SANDRA CIARCIANELLISociologa della Comunicazione |
L’imprescindibile necessità del “Fattore umano”
Con il termine “Fattore Umano” si fa riferimento ad una molteplicità di aspetti e di argomenti di studio; negli Stati Uniti, ad esempio, viene utilizzato per indicare una disciplina che nel resto del mondo è identificata con “Ergonomia”, ovvero quella disciplina scientifica che studia le interazioni tra gli esseri umani e gli altri elementi di un sistema applicandone le teorie, i principi, i dati e i metodi per progettare al fine di migliorare il benessere umano.

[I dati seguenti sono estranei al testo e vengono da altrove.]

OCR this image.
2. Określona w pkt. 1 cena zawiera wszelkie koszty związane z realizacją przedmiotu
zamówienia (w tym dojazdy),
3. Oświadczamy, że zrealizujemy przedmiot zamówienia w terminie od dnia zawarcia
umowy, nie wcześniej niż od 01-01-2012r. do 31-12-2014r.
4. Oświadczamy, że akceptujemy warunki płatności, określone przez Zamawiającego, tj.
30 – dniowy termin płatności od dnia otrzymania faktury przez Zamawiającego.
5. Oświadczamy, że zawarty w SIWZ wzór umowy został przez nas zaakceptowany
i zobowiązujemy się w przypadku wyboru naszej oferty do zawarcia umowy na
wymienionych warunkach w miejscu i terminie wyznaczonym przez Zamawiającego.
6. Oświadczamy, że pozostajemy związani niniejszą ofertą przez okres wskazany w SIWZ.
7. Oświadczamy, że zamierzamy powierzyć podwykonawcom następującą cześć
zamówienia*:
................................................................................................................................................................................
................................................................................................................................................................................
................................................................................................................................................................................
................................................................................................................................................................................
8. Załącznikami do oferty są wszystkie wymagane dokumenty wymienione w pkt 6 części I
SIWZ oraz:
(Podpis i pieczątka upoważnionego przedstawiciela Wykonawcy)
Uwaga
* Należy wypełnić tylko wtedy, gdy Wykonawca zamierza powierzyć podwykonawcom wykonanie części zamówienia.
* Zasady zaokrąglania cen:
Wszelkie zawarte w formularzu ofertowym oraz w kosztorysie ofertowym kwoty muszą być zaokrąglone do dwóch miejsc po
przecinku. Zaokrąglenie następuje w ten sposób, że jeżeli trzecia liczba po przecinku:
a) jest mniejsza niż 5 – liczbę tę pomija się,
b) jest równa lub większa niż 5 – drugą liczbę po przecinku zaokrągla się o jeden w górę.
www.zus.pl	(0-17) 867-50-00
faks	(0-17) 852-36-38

Quando invece il fattore umano ha a che fare con i modi di essere ed agire dei gruppi sociali di individui, attraverso i comportamenti e gli aspetti psicosociali, ogni possibile previsione viene spazzata via: non c’è nulla che possa neutralizzare o presumere fino in fondo ciò che l’azione umana sarà in grado di attuare. Non esiste alcuna tecnologia così potente tanto da rendere inefficace l’azione dell’uomo, ragione per la quale, le scienze umane sono e resteranno, ancora per molto tempo, insostituibili.

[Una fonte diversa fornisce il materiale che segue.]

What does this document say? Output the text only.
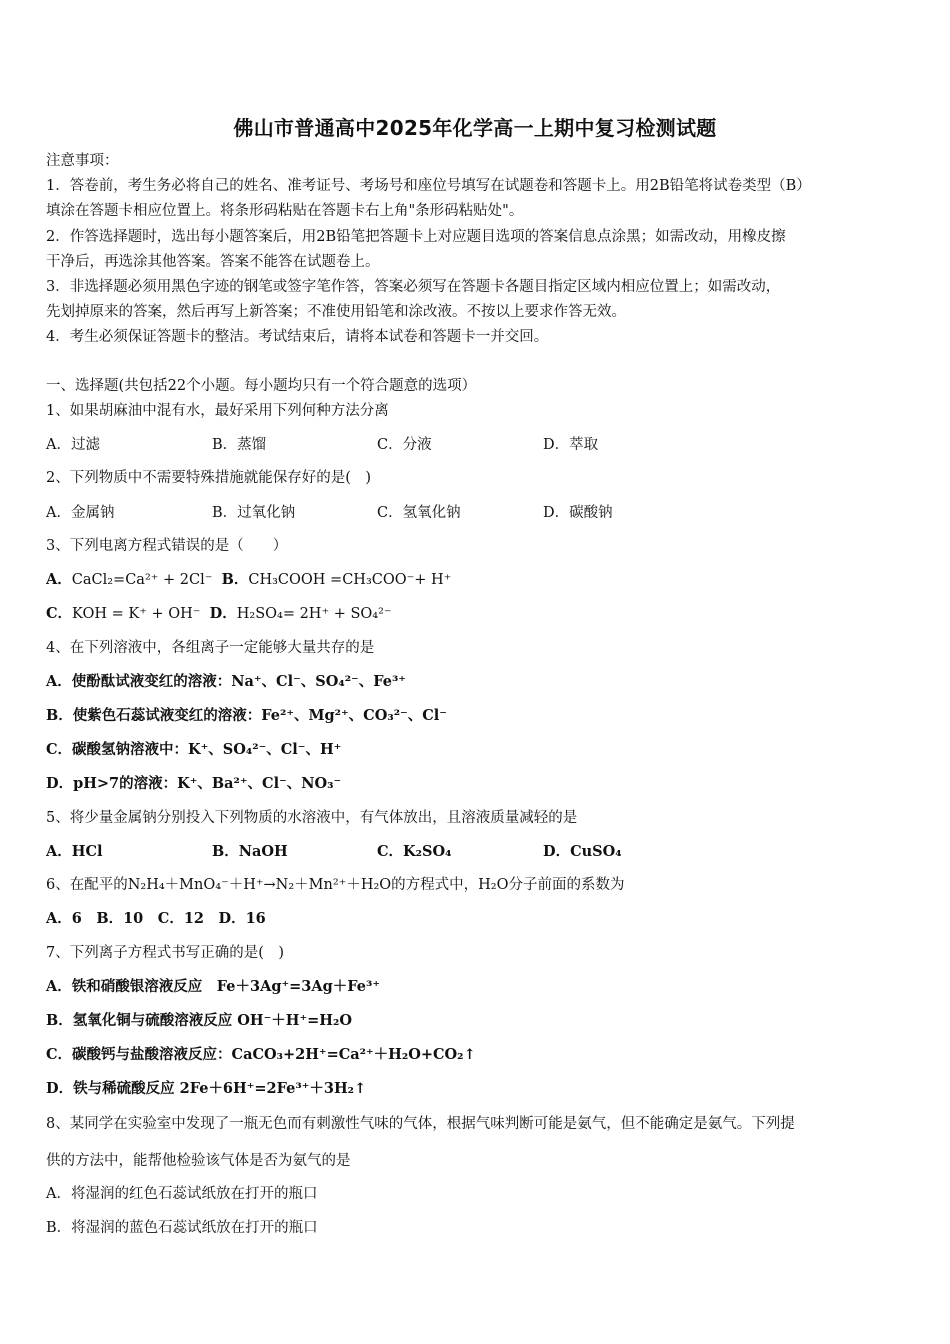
佛山市普通高中2025年化学高一上期中复习检测试题
注意事项：
1．答卷前，考生务必将自己的姓名、准考证号、考场号和座位号填写在试题卷和答题卡上。用2B铅笔将试卷类型（B）
填涂在答题卡相应位置上。将条形码粘贴在答题卡右上角"条形码粘贴处"。
2．作答选择题时，选出每小题答案后，用2B铅笔把答题卡上对应题目选项的答案信息点涂黑；如需改动，用橡皮擦
干净后，再选涂其他答案。答案不能答在试题卷上。
3．非选择题必须用黑色字迹的钢笔或签字笔作答，答案必须写在答题卡各题目指定区域内相应位置上；如需改动，
先划掉原来的答案，然后再写上新答案；不准使用铅笔和涂改液。不按以上要求作答无效。
4．考生必须保证答题卡的整洁。考试结束后，请将本试卷和答题卡一并交回。
一、选择题(共包括22个小题。每小题均只有一个符合题意的选项）
1、如果胡麻油中混有水，最好采用下列何种方法分离
A．过滤	B．蒸馏	C．分液	D．萃取
2、下列物质中不需要特殊措施就能保存好的是(　)
A．金属钠	B．过氧化钠	C．氢氧化钠	D．碳酸钠
3、下列电离方程式错误的是（　　）
A．CaCl₂=Ca²⁺ + 2Cl⁻ B．CH₃COOH =CH₃COO⁻+ H⁺
C．KOH = K⁺ + OH⁻ D．H₂SO₄= 2H⁺ + SO₄²⁻
4、在下列溶液中，各组离子一定能够大量共存的是
A．使酚酞试液变红的溶液：Na⁺、Cl⁻、SO₄²⁻、Fe³⁺
B．使紫色石蕊试液变红的溶液：Fe²⁺、Mg²⁺、CO₃²⁻、Cl⁻
C．碳酸氢钠溶液中：K⁺、SO₄²⁻、Cl⁻、H⁺
D．pH>7的溶液：K⁺、Ba²⁺、Cl⁻、NO₃⁻
5、将少量金属钠分别投入下列物质的水溶液中，有气体放出，且溶液质量减轻的是
A．HCl	B．NaOH	C．K₂SO₄	D．CuSO₄
6、在配平的N₂H₄＋MnO₄⁻＋H⁺→N₂＋Mn²⁺＋H₂O的方程式中，H₂O分子前面的系数为
A．6　B．10　C．12　D．16
7、下列离子方程式书写正确的是(　)
A．铁和硝酸银溶液反应　Fe＋3Ag⁺=3Ag＋Fe³⁺
B．氢氧化铜与硫酸溶液反应 OH⁻＋H⁺=H₂O
C．碳酸钙与盐酸溶液反应：CaCO₃+2H⁺=Ca²⁺＋H₂O+CO₂↑
D．铁与稀硫酸反应 2Fe＋6H⁺=2Fe³⁺＋3H₂↑
8、某同学在实验室中发现了一瓶无色而有刺激性气味的气体，根据气味判断可能是氨气，但不能确定是氨气。下列提
供的方法中，能帮他检验该气体是否为氨气的是
A．将湿润的红色石蕊试纸放在打开的瓶口
B．将湿润的蓝色石蕊试纸放在打开的瓶口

Il sociologo Zygmunt Bauman sostiene che le scienze sociali si collocano a metà strada tra le scienze e l’umanesimo e oscillano tra due modelli teorici differenti, quello di Emile Durkheim e quello di Max Weber. Il primo positivista, applicava il metodo scientifico universale al regno dei fatti sociali da lui considerati realtà dal momento che ne determinano i comportamenti umani. Il secondo invece, anti-positivista, considerava la sociologia come una scienza, anche se diversa dalle altre che si occupavano della natura.

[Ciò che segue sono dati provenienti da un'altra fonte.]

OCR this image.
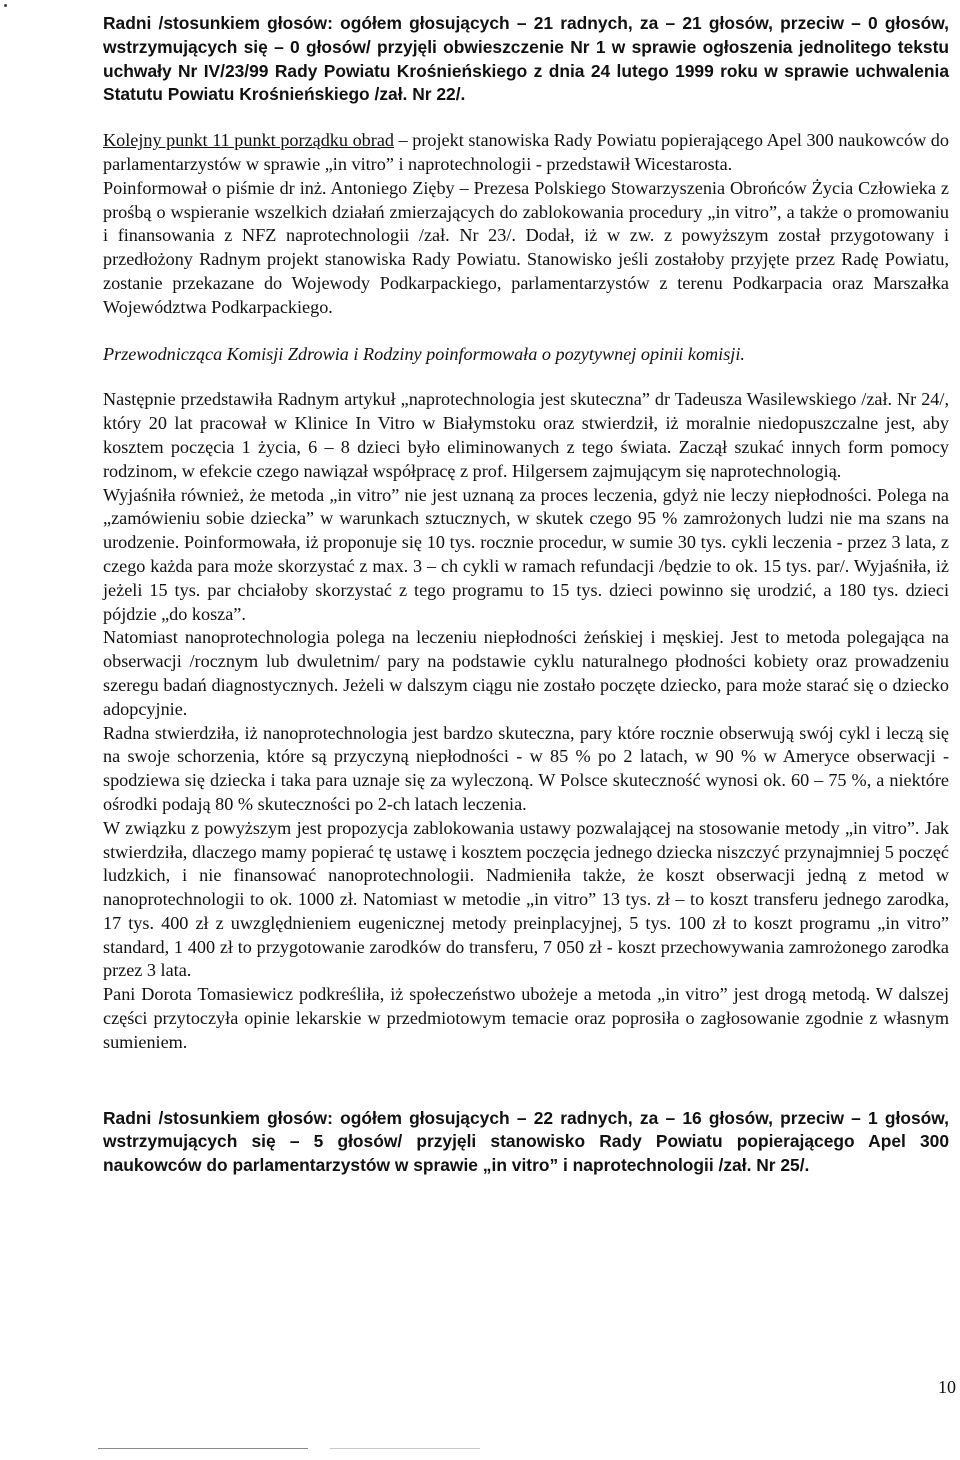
Radni /stosunkiem głosów: ogółem głosujących – 21 radnych, za – 21 głosów, przeciw – 0 głosów, wstrzymujących się – 0 głosów/ przyjęli obwieszczenie Nr 1 w sprawie ogłoszenia jednolitego tekstu uchwały Nr IV/23/99 Rady Powiatu Krośnieńskiego z dnia 24 lutego 1999 roku w sprawie uchwalenia Statutu Powiatu Krośnieńskiego /zał. Nr 22/.

Kolejny punkt 11 punkt porządku obrad – projekt stanowiska Rady Powiatu popierającego Apel 300 naukowców do parlamentarzystów w sprawie „in vitro” i naprotechnologii - przedstawił Wicestarosta.

Poinformował o piśmie dr inż. Antoniego Zięby – Prezesa Polskiego Stowarzyszenia Obrońców Życia Człowieka z prośbą o wspieranie wszelkich działań zmierzających do zablokowania procedury „in vitro”, a także o promowaniu i finansowania z NFZ naprotechnologii /zał. Nr 23/. Dodał, iż w zw. z powyższym został przygotowany i przedłożony Radnym projekt stanowiska Rady Powiatu. Stanowisko jeśli zostałoby przyjęte przez Radę Powiatu, zostanie przekazane do Wojewody Podkarpackiego, parlamentarzystów z terenu Podkarpacia oraz Marszałka Województwa Podkarpackiego.

Przewodnicząca Komisji Zdrowia i Rodziny poinformowała o pozytywnej opinii komisji.

Następnie przedstawiła Radnym artykuł „naprotechnologia jest skuteczna” dr Tadeusza Wasilewskiego /zał. Nr 24/, który 20 lat pracował w Klinice In Vitro w Białymstoku oraz stwierdził, iż moralnie niedopuszczalne jest, aby kosztem poczęcia 1 życia, 6 – 8 dzieci było eliminowanych z tego świata. Zaczął szukać innych form pomocy rodzinom, w efekcie czego nawiązał współpracę z prof. Hilgersem zajmującym się naprotechnologią.

Wyjaśniła również, że metoda „in vitro” nie jest uznaną za proces leczenia, gdyż nie leczy niepłodności. Polega na „zamówieniu sobie dziecka” w warunkach sztucznych, w skutek czego 95 % zamrożonych ludzi nie ma szans na urodzenie. Poinformowała, iż proponuje się 10 tys. rocznie procedur, w sumie 30 tys. cykli leczenia - przez 3 lata, z czego każda para może skorzystać z max. 3 – ch cykli w ramach refundacji /będzie to ok. 15 tys. par/. Wyjaśniła, iż jeżeli 15 tys. par chciałoby skorzystać z tego programu to 15 tys. dzieci powinno się urodzić, a 180 tys. dzieci pójdzie „do kosza”.

Natomiast nanoprotechnologia polega na leczeniu niepłodności żeńskiej i męskiej. Jest to metoda polegająca na obserwacji /rocznym lub dwuletnim/ pary na podstawie cyklu naturalnego płodności kobiety oraz prowadzeniu szeregu badań diagnostycznych. Jeżeli w dalszym ciągu nie zostało poczęte dziecko, para może starać się o dziecko adopcyjnie.

Radna stwierdziła, iż nanoprotechnologia jest bardzo skuteczna, pary które rocznie obserwują swój cykl i leczą się na swoje schorzenia, które są przyczyną niepłodności - w 85 % po 2 latach, w 90 % w Ameryce obserwacji - spodziewa się dziecka i taka para uznaje się za wyleczoną. W Polsce skuteczność wynosi ok. 60 – 75 %, a niektóre ośrodki podają 80 % skuteczności po 2-ch latach leczenia.

W związku z powyższym jest propozycja zablokowania ustawy pozwalającej na stosowanie metody „in vitro”. Jak stwierdziła, dlaczego mamy popierać tę ustawę i kosztem poczęcia jednego dziecka niszczyć przynajmniej 5 poczęć ludzkich, i nie finansować nanoprotechnologii. Nadmieniła także, że koszt obserwacji jedną z metod w nanoprotechnologii to ok. 1000 zł. Natomiast w metodie „in vitro” 13 tys. zł – to koszt transferu jednego zarodka, 17 tys. 400 zł z uwzględnieniem eugenicznej metody preinplacyjnej, 5 tys. 100 zł to koszt programu „in vitro” standard, 1 400 zł to przygotowanie zarodków do transferu, 7 050 zł - koszt przechowywania zamrożonego zarodka przez 3 lata.

Pani Dorota Tomasiewicz podkreśliła, iż społeczeństwo ubożeje a metoda „in vitro” jest drogą metodą. W dalszej części przytoczyła opinie lekarskie w przedmiotowym temacie oraz poprosiła o zagłosowanie zgodnie z własnym sumieniem.

Radni /stosunkiem głosów: ogółem głosujących – 22 radnych, za – 16 głosów, przeciw – 1 głosów, wstrzymujących się – 5 głosów/ przyjęli stanowisko Rady Powiatu popierającego Apel 300 naukowców do parlamentarzystów w sprawie „in vitro” i naprotechnologii /zał. Nr 25/.

10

L’esperienza umana è il punto centrale della sociologia e delle scienze umane e le neuroscienze non possono essere di aiuto nel determinarla: i filosofi tedeschi la definiscono in due modi, Erfahrung (qualcosa che mi è successo) che può essere tracciato dall’esterno, ed Erlebnis (qualcosa che ho vissuto) che può essere descritto solo ed esclusivamente attraverso i pensieri e i sentimenti del soggetto agente. Ogni attività umana quindi sfugge a qualsiasi previsione, non tanto per la scarsità delle informazioni, quanto per le infinite possibilità e variabili che non possono essere calcolate all’infinito.
Se dal punto di vista epistemologico determinare e prevedere il fattore umano è una prospettiva impraticabile, è invece possibile quando si riferisce al lavoro, all’organizzazione e all’individuo che hanno influenza sul comportamento e le connesse conseguenze sugli obiettivi di salute e sicurezza. In questa variante il fattore umano permette di applicare un miglioramento del livello di affidabilità dell’operatore e anche più in generale del sistema all’interno del quale il singolo lavoratore opera, senza dimenticare la complessità di tutti gli elementi con i quali interagisce. Da ciò ne consegue la tendenza a ridurre la presenza di errori: gli studi sul fattore umano, in questa accezione, analizzano l’errore umano come il risultato di uno squilibrio tra le componenti del sistema uomo-macchina-ambiente che determina un cedimento dell’affidabilità dell’intero sistema anche nel caso in cui le singole componenti invece conservano un’elevata affidabilità.
Le ricerche sull’argomento si sono concentrate sull’analisi degli errori e sulle competenze cognitive denominate “non technical skills”, ovvero su uno studio multidisciplinare dei comportamenti delle capacità e delle limitazioni umane che influenzano l’individuo nei rapporti con un sistema operativo complesso per migliorare e ottimizzare le prestazioni umane.
Il fattore umano, e con esso l’errore umano, è parte integrante della condizione umana e dell’impossibilità di prevederne l’eliminazione totale, tanto meno modificarla, ma è tuttavia possibile intervenire sulle condizioni nelle quali l’uomo opera e lavora.